Le Tribunal correctionnel de Bordeaux rend jeudi après-midi son jugement dans le procès de la magistrate Isabelle Prévost-Desprez, poursuivie pour "violation du secret professionnel" dans l'enquête sur l'affaire Bettencourt, dont elle fut un acteur-clé avant d'en être dessaisie.
Au second jour du procès, le 9 juin, le Procureur adjoint Gérard Aldigé avait requis contre la magistrate une peine légère, presque symbolique, de 5.000 euros d'amende, pour un délit passible d'un an de prison et 15.000 euros d'amende. Mais il avait aussi prononcé un réquisitoire cinglant pour dénoncer la "faute déontologique" de la présidente de la 15e chambre correctionnelle de Nanterre dans les Hauts-de-Seine, l'accusant d'avoir érigé en "pratique habituelle" la divulgation d'informations sur des procédures dont elle avait la charge.
A Bordeaux, Isabelle Prévost-Desprez est notamment poursuivie pour avoir révélé, dans des SMS, les détails d'une perquisition au domicile de Liliane Bettencourt, l'héritière du groupe de cosmétiques l'Oréal et la femme la plus riche de France, le 1er septembre 2010, relatée le jour même dans Le Monde par le journaliste Jacques Follorou, avec qui la magistrate avait cosigné un livre quelques mois plus tôt.
Mais la ligne de défense de la juge n'a pas varié durant deux jours de procès : elle affirme n'avoir eu que des "discussions personnelles" avec son "ami" Jacques
Follorou ou des échanges de nature juridique avec d'autres journalistes.
L'enquête a bien identifié des SMS échangés avec le journaliste du Monde au début de la perquisition mais n'a jamais pu en établir la teneur.
"Les charges sont nombreuses et accablantes, tout ramène à elle", a soutenu le Procureur Aldigé :
"les explications d'Isabelle Prévost-Desprez ne résistent pas au nombre considérable des SMS adressés à M. Follorou".
Le président du tribunal, Denis Roucou, s'était pourtant montré beaucoup plus circonspect en constatant l'absence de preuves formelles à l'encontre de sa collègue magistrate. Et il avait lui-même semé le doute en relevant l'existence d'autres contacts téléphoniques concomitants à la fameuse perquisition. Comme cet échange entre l'infirmier de Liliane Bettencourt, Alain Thurin (poursuivi pour abus de faiblesse au détriment de la milliardaire) et Marion Bougeard, "conseil en communication" de la milliardaire, qui gérait alors ses relations avec la presse.
- Dossier politiquement sensible -
Encore plus surprenant, l'avocat de la défense et ceux de Liliane Bettencourt, partie civile au procès, ont unanimement pointé du doigt la responsabilité dans cette procédure de Me Georges Kiejman, avocat de l'héritière de L'Oréal à l'époque de la perquisition.

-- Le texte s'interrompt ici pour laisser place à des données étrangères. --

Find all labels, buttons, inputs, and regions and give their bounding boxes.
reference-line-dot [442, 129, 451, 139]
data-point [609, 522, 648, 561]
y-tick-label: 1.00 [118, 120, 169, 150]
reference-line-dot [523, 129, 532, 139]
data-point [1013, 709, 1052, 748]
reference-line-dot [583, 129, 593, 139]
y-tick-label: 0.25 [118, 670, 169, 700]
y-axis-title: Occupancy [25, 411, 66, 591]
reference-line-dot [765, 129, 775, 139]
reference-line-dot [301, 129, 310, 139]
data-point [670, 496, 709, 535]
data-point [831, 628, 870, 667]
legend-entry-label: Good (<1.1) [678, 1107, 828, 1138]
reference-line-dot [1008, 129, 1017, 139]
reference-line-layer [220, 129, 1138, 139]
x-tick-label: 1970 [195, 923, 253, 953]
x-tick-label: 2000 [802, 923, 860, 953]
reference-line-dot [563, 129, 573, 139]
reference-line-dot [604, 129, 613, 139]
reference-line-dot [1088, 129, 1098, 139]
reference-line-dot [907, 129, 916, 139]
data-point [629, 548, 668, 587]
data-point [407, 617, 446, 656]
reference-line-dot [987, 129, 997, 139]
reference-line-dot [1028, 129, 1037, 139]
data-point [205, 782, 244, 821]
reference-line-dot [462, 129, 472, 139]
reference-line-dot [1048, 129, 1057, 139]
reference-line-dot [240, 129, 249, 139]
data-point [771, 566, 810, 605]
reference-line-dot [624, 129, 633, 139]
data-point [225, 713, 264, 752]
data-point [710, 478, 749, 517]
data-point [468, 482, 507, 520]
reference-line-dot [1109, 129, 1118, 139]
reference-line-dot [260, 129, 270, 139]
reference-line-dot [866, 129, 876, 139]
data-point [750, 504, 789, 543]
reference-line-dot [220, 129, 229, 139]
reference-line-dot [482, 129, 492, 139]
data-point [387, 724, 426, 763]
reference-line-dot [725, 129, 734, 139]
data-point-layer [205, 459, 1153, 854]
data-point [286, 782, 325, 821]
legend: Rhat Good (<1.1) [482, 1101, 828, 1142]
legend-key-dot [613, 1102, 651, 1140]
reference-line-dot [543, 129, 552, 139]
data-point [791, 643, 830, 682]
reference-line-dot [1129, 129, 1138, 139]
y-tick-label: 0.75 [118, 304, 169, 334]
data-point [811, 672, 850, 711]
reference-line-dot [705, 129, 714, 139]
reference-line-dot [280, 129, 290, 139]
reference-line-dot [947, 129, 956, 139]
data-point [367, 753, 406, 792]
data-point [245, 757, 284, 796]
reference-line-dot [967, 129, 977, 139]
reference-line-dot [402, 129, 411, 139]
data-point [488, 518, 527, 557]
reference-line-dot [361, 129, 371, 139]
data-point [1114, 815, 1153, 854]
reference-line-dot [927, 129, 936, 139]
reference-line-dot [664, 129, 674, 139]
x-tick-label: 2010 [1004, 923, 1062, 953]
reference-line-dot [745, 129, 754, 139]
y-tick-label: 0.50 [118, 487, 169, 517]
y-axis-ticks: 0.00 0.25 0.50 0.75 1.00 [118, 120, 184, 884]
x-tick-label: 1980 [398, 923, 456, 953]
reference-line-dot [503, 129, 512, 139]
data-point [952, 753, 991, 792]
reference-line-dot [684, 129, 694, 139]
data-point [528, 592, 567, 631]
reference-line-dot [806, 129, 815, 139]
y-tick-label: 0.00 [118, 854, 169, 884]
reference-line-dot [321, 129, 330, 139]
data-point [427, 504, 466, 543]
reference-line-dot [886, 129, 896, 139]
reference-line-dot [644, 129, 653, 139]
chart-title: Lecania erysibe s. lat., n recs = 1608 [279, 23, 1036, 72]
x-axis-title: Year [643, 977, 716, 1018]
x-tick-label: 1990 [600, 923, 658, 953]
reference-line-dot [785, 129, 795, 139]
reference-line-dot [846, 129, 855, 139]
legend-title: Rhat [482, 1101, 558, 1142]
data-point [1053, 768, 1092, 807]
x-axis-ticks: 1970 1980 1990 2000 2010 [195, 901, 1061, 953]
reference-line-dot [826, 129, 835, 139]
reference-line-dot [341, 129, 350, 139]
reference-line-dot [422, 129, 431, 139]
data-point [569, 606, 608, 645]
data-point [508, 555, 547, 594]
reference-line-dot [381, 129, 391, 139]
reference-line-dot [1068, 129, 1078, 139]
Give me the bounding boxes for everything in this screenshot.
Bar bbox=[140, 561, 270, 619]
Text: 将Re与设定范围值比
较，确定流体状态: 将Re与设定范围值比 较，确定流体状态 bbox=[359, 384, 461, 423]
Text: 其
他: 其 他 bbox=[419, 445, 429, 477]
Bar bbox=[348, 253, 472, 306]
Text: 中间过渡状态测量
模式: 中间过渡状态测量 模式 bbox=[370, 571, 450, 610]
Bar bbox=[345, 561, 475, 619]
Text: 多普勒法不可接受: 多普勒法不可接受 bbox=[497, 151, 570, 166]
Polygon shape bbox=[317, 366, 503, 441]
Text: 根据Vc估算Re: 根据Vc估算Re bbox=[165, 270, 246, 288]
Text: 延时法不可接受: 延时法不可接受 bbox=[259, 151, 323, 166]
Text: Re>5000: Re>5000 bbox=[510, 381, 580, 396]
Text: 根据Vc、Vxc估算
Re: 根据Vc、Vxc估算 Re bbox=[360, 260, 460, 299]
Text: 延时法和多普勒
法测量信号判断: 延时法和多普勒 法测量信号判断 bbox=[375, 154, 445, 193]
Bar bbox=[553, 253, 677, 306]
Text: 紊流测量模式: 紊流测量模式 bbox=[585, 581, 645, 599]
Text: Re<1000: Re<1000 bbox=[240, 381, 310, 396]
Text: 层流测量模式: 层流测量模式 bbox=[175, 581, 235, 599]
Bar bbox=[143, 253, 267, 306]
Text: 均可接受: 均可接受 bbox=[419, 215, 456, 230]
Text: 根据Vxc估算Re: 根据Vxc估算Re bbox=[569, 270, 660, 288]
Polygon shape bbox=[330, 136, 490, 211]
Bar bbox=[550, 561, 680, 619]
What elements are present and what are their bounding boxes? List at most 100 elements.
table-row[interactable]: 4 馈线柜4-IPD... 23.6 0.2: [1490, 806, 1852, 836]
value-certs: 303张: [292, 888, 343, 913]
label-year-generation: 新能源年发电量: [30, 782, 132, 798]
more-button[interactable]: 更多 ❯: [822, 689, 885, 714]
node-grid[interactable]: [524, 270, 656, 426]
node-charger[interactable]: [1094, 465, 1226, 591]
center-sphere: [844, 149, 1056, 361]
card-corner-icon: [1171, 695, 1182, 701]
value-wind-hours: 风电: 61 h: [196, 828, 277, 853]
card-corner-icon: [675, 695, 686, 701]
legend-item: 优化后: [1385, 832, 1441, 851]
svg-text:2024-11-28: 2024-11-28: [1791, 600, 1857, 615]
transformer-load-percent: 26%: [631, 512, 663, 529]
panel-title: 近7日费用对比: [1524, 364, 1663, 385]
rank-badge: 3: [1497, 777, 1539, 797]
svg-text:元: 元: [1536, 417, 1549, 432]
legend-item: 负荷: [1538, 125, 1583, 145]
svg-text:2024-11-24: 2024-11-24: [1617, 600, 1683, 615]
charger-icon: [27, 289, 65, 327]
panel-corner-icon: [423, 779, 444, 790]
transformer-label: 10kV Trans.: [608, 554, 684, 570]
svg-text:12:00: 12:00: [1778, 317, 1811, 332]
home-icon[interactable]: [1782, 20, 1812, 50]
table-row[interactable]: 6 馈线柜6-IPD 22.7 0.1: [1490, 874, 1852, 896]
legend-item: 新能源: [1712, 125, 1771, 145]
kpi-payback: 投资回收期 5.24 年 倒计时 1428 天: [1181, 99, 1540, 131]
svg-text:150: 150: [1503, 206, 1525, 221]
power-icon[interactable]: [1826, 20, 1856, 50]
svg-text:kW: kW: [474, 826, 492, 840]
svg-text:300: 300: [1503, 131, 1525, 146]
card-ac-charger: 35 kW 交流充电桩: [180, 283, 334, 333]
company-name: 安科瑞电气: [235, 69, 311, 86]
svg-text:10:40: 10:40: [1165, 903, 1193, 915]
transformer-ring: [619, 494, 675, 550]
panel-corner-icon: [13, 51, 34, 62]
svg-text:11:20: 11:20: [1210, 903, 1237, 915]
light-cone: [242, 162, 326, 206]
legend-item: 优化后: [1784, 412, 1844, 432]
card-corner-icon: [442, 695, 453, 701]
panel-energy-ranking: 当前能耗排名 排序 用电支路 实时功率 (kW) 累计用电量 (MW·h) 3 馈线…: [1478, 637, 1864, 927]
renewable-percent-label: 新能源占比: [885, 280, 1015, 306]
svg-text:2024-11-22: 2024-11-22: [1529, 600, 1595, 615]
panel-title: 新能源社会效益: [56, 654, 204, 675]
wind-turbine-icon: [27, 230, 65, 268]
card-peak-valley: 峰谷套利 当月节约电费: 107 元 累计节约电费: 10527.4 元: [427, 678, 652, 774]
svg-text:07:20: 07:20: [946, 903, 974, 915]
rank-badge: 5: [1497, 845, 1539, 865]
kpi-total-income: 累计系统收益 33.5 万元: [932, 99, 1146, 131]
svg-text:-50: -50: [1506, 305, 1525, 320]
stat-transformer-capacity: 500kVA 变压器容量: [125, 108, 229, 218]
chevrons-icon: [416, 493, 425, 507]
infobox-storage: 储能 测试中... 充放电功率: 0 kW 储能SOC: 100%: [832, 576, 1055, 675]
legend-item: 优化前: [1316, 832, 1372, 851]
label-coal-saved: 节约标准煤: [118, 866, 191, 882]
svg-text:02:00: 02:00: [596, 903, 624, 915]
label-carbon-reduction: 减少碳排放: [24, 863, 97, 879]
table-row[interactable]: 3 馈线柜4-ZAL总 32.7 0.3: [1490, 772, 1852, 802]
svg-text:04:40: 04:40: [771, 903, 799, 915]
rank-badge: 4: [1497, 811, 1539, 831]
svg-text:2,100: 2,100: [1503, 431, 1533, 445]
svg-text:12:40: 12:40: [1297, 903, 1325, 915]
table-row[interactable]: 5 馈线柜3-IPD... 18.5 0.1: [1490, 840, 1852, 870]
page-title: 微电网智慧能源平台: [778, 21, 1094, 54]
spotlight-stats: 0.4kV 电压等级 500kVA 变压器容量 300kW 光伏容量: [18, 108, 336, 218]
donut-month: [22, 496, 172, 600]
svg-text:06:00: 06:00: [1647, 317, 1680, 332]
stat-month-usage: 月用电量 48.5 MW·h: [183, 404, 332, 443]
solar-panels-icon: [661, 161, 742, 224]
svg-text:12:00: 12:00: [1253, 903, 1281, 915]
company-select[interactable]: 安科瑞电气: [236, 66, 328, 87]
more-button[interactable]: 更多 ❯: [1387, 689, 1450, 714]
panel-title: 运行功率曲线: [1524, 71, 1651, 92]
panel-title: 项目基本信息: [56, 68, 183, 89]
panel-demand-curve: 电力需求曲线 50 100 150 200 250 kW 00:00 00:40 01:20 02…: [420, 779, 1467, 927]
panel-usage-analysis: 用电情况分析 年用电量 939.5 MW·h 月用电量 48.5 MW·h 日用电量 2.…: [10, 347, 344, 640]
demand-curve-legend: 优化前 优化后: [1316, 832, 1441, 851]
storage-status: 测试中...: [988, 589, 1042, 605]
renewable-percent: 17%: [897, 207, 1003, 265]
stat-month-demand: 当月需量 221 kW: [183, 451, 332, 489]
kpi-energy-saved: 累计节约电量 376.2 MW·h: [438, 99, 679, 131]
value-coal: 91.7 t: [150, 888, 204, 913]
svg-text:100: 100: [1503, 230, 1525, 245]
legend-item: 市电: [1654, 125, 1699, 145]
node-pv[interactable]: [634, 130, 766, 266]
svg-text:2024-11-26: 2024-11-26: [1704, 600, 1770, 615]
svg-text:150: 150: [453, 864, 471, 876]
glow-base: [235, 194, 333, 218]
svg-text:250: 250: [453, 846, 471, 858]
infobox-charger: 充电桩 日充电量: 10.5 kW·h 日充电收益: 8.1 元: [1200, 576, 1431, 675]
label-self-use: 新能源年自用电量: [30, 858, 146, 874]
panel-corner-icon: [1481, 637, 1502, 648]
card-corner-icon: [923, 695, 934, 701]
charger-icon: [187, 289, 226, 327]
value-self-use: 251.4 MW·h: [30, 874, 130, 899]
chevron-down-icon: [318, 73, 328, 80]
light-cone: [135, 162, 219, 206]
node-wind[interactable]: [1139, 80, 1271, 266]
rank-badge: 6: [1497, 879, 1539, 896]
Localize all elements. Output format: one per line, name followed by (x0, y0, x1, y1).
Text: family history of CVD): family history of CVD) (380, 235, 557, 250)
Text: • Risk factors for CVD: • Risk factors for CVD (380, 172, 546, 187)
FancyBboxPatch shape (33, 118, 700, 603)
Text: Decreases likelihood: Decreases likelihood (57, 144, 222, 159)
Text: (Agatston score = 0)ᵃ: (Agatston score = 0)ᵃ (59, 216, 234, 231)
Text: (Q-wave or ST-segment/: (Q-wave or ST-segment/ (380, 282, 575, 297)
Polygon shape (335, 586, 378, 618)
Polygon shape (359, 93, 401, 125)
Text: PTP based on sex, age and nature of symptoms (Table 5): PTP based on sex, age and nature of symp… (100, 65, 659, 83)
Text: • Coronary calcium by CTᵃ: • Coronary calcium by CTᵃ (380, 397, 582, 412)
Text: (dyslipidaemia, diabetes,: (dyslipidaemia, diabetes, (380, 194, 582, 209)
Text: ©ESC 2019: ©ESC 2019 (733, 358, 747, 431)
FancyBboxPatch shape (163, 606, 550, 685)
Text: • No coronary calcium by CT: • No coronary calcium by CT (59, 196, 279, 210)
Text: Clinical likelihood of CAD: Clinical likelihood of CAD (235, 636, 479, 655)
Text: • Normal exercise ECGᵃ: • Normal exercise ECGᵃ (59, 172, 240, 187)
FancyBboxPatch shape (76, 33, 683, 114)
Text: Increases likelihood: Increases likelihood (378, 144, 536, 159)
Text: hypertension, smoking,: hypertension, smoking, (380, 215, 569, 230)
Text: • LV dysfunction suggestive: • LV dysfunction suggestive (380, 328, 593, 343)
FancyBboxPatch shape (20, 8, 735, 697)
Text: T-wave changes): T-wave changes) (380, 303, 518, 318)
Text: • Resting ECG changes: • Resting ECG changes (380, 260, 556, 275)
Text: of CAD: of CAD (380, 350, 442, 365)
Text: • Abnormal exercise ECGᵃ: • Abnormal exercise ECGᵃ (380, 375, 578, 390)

Pour l'avocat d'Isabelle Prévost-Desprez, Me François Saint-Pierre, il ne fait aucun doute que la plainte déposée par Me Kiejman contre la magistrate de Nanterre était une tentative de "déstabilisation" visant à l'empêcher d'enquêter dans un dossier politiquement sensible.
Dans le cadre d'un supplément d'information, Isabelle Prévost-Desprez s'intéressait en effet aux liens éventuels entre la femme la plus riche de France et le financement de l'UMP, parti du président alors en exercice, Nicolas Sarkozy. L'ex-chef de l'État, soupçonné d'abus de faiblesse dans un autre volet du dossier, avait bénéficié d'un non-lieu en 2013.
Pour Me Benoît Ducos-Ader, avocat de Liliane Bettencourt depuis le dépaysement du dossier à Bordeaux, Me Kiejman a pris "une initiative personnelle" qui n'était pas dans l'intérêt de sa cliente, déjà atteinte de la maladie d'Alzheimer et désormais sous tutelle. L'avocat bordelais avait même évoqué l'existence d'"un véritable cabinet noir" en citant les noms de Georges Kiejman, Patrice de Maistre, gestionnaire de fortune de la milliardaire, et le photographe François-Marie Banier, son confident. Ces deux derniers ont été condamnés en mai à de la prison ferme pour abus de faiblesse à son encontre et ont fait appel de ce jugement.
"Vous dire que la partie civile est heureuse de voir Isabelle Prévost-Desprez sur ce banc (ndlr: des prévenus) serait mentir",
Il avait salué le courage de la magistrate et refusé de demander une quelconque indemnisation dans ce procès. Invoquant l'absence de preuves contre Isabelle Prévost-Desprez, Me Saint-Pierre a demandé au tribunal sa "relaxe pure et simple".
Le jugement sera rendu jeudi à Bordeaux.